'Aydınlıklar ve karanlıklar, O'nu değiştiremez'
Hz. Ali (a.s.) buyurdu ki: "Geceler ve gündüzler Allah'ı eskitemez, aydınlıklar ve karanlıklar, O'nu değiştiremez. Hakkında bir had, nihayet, inkıtaa uğramak veya son söz konusu edilemez. Dil ve damak olmadan haber verir. Alet ve işitme cihazı olmadan işitir. Konuşur fakat laf söylemez"
07.07.2016 00:00:00
İmam Ali (a.s.) şöyle buyurdu:
"Duyular, Allah'ı derk edemez ki hissedebilsin. O'na el değemez ki dokunulsun. Hali değişmez, halden hale de girmez. Geceler ve gündüzler O'nu eskitemez, aydınlıklar ve karanlıklar, O'nu değiştiremez. Herhangi bir parça, endam, organ, araz (ilinek), değişim ve ebaz ile (nicelikle) vasıflandırılamaz. Hakkında bir had, nihayet, inkıtaa uğramak veya son söz konusu edilemez. Eşyalar O'nu ihata edemez ki aşağı yukarı götürsün. Hiç bir şey O'nu yüklenemez ki eğsin veya düzeltsin. Ne eşyaların içine girmiş ve ne de onların içinden çıkmıştır. Dil ve damak olmadan haber verir. Alet ve işitme cihazı olmadan işitir. Konuşur, fakat laf söylemez. Korur, fakat koruyabilmek için çaba sarf etmez. İster, fakat içinden geçirmeksizin. Yumuşamadan sever ve razı olur, meşakkate girmeden kızar ve gazap eder. Olmasını istediği şeye ol der, o da oluverir; kulağa gelen sesle değil, işitilen bir nidayla da değil. Münezzeh olan Allah'ın kelamı yarattığı ve tecessüm ettirdiği fiilidir. O'ndan önce bir şey yoktu; eğer önce olmuş olsaydı şüphesiz o da ikinci ilah olurdu.
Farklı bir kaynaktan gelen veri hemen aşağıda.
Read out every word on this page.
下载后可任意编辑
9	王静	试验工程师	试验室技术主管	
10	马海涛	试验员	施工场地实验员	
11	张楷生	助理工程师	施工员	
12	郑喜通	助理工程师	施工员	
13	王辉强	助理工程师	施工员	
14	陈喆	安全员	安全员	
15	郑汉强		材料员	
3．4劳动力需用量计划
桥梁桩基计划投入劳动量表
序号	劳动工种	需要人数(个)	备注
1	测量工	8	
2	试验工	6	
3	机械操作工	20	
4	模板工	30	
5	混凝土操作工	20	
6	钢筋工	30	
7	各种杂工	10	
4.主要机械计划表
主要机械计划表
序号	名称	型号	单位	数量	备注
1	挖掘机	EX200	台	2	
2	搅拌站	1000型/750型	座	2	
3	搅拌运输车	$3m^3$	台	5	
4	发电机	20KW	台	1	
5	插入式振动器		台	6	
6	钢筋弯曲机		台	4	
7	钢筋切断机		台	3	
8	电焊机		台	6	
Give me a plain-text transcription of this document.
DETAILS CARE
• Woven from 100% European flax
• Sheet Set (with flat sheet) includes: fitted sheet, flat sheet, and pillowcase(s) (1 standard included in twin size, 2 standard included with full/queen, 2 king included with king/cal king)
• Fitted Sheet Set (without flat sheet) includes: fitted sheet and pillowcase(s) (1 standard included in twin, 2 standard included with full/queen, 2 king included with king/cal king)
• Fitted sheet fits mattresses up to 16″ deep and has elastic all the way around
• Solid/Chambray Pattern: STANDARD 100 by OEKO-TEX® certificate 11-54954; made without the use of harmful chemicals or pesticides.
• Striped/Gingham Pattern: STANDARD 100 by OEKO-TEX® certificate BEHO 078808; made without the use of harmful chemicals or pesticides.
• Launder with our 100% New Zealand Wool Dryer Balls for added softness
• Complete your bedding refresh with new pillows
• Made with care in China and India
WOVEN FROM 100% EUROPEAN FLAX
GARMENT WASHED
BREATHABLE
Allah, yokluğundan sonra oldu diye de söylenemez. Çünkü bu durumda Allah'a, sonradan oluşmuş sıfatlar isnat edilmiş olur, Allah ile O'nun sıfatları arasında bir ayırım söz konusu olamaz. Aynı zamanda kendisinin, kendi sıfatlarından fazlalığı da söz konusu değildir. Aksi takdirde yapan ve yapılan eşitlenmiş, bir şeyi örneksiz yaratanla, örneksiz yaratılan şey denklenmiş olur. Allah, yaratılanları başkasından alınmış örnek olmadan yaratmıştır. Mahlûkatı yaratırken yarattıklarından hiç kimseden yardım da istememiştir. Yeryüzünü yaratmış, meşgul olmadan tutmuş, bir yerde karar kılmadan sağlamlaştırmış, direksiz dikmiş, dayanaksız yükseltmiş, eğrisi-büğrüsü olmadan korumuş, paramparça olup dağılmasını engellemiş, çivilerini (dağları) sağlamlaştırmış, sıra dağları yan yana dizmiş, pınarları fışkırtmış, vadileri yarmıştır. Böylece bina ettiklerine gevşeklik ve pörsüklük yol bulmaz, kuvvetli kıldığı zayıf olmaz.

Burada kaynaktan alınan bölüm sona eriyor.